Drugs that helped people to feel more open were not only made illegal for use, but the prohibition was even extended to the field of scientific research. It became almost impossibleto get permission to study them.
The people who controlled society had declared that these substances were evil, and thus there was no need to study them further. But some scientists persisted, and after decades of dead ends they have finally been able to explore the positive benefits of these mistakenly maligned substances. The quest to win mainstream acceptance of psychedelics took a significant leap forward when a recent study found that MDMA paired with counselling brought marked relief to patients with severe post-traumatic stress disorder (PTSD).

In this Phase 3 study, 67% of the participants were completely cured of PTSD, and a further 21% experienced a clinically meaningful reduction in symptoms. That is a success rate of 88% which
is far greater than any other known therapy. Furthermore, the participants included patients with a wide range of causations for their PTSD: combat-related events; accidents; abuse; and sexual harm. “The unique ability of MDMA to promote compassion and understanding while calming fear, is what enables it to be so effective,” according to Dr Jennifer Mitchell, the lead author of the research.

Several studies have shown that psilocybin is also very effective for healing when paired with psychiatric counselling. Researchers at the Imperial College London tested its ability to help patients with depression, by monitoring their brain functions before and after it was used. All of the patients had previously failed to respond to conventional treatments for depression. Immediately following the treatments with psilocybin, 100% of the patients reported a decrease in depressive symptoms, including improvements in mood and relief from stress. MRI imaging showed that there was reduced activity in the areas of their brains that are associated with negative emotions, stress and fear.

Dr Robin Carhart-Harris who led the study said: “We have shown for the first time clear changes in brain activity in depressed people treated with psilocybin. It seems to be giving these individuals the temporary ‘kick start’ they need to break out of their depressive states.”
Two other recent studies in the US have shown that a singledose of psilocybin can ease the anxiety and depression of people with cancer. Perhaps the most surprising result was that the benefits of this single treatment lasted at least six months for all patients, and up to four years for others. One of the participants explained it this way: “The psilocybin experience changed my thoughts about who I am in the world. I now can see myself in a less limited way, and am more open to life. It has taken me out from under a big burden of feelings from my past that I was carrying around.”

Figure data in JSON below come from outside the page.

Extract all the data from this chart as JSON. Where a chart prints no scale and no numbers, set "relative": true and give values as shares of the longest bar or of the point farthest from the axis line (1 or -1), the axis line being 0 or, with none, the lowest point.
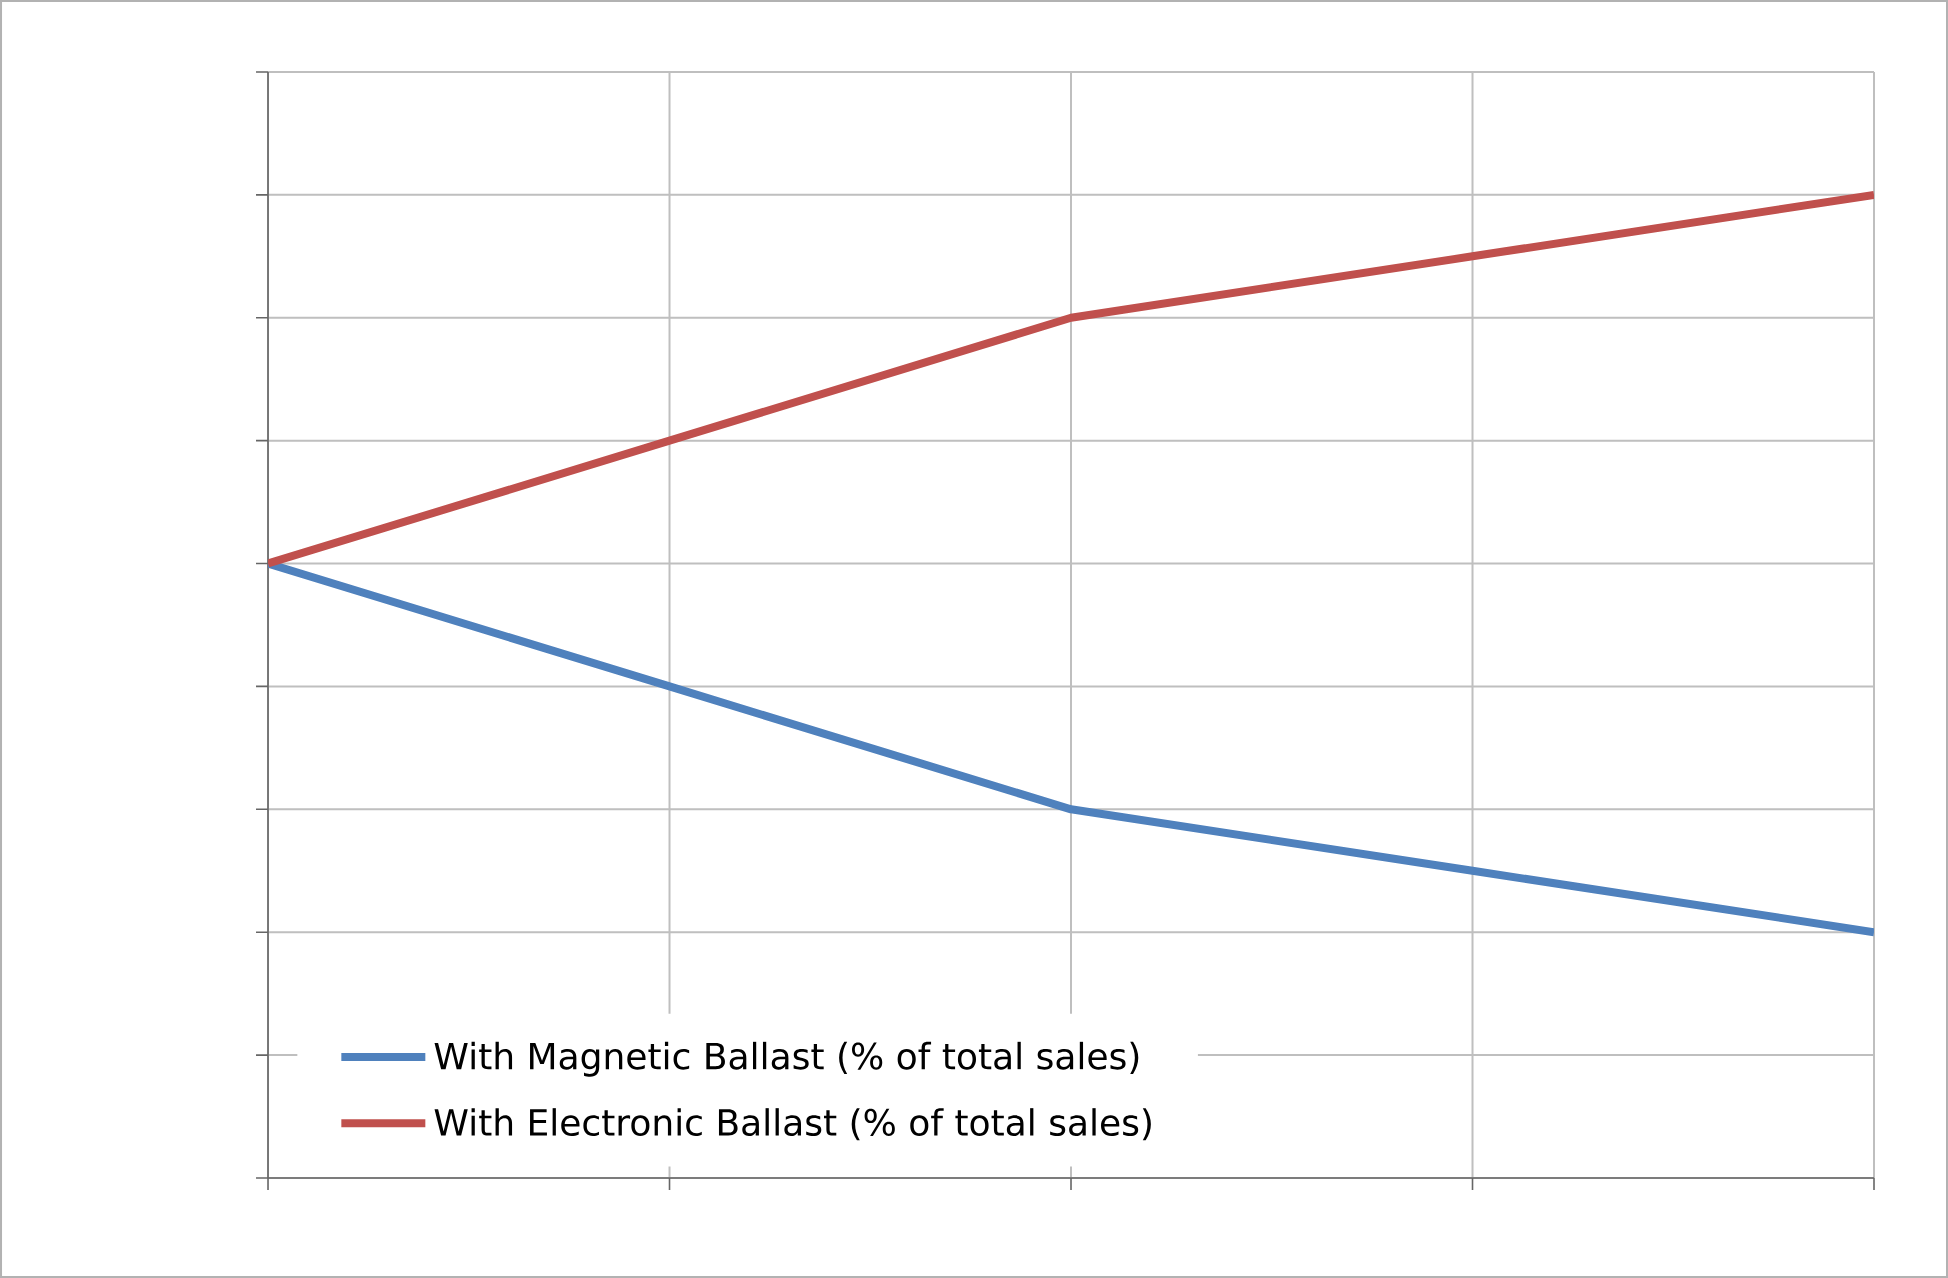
{
  "chart_data": {
    "type": "line",
    "relative": true,
    "categories": [
      null,
      null,
      null,
      null,
      null
    ],
    "series": [
      {
        "name": "With Magnetic Ballast (% of total sales)",
        "color": "#4f81bd",
        "values": [
          0.625,
          0.5,
          0.375,
          0.3125,
          0.25
        ]
      },
      {
        "name": "With Electronic Ballast (% of total sales)",
        "color": "#c0504d",
        "values": [
          0.625,
          0.75,
          0.875,
          0.9375,
          1
        ]
      }
    ],
    "grid": true,
    "legend": "bottom left"
  }
}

These positive results have led many countries and institutions to change their attitude toward the study of psychedelics. Three prominent universities in the US have established psychedelic research divisions: Yale, Johns Hopkins and UC Berkeley. A number of scientific studies are currently underway to see whether psychedelics can be effective in treating a wide range of conditions including depression, autism, anorexia, opioid addiction and the anxieties experienced by the terminally ill.

These researchers are proving that psilocybin, MDMA and other psychoactive chemicals can help people to feel more tolerance, understanding and empathy. They also enhance the brain’s ability to change and reorganize thought patterns. This allows people with psychological disorders to find new ways to process anxiety, depression and deeply embedded trauma. Michael Pollan, who’s best-selling book “How to Change Your Mind” has helped to destigmatize these drugs, sums it up: “There’s been a sea change in attitudes about what not long ago was considered fringe science. We’ve had 50 years of government propaganda suppressing these substances, but thanks to new research and a grass-roots movement, that narrative is changing.”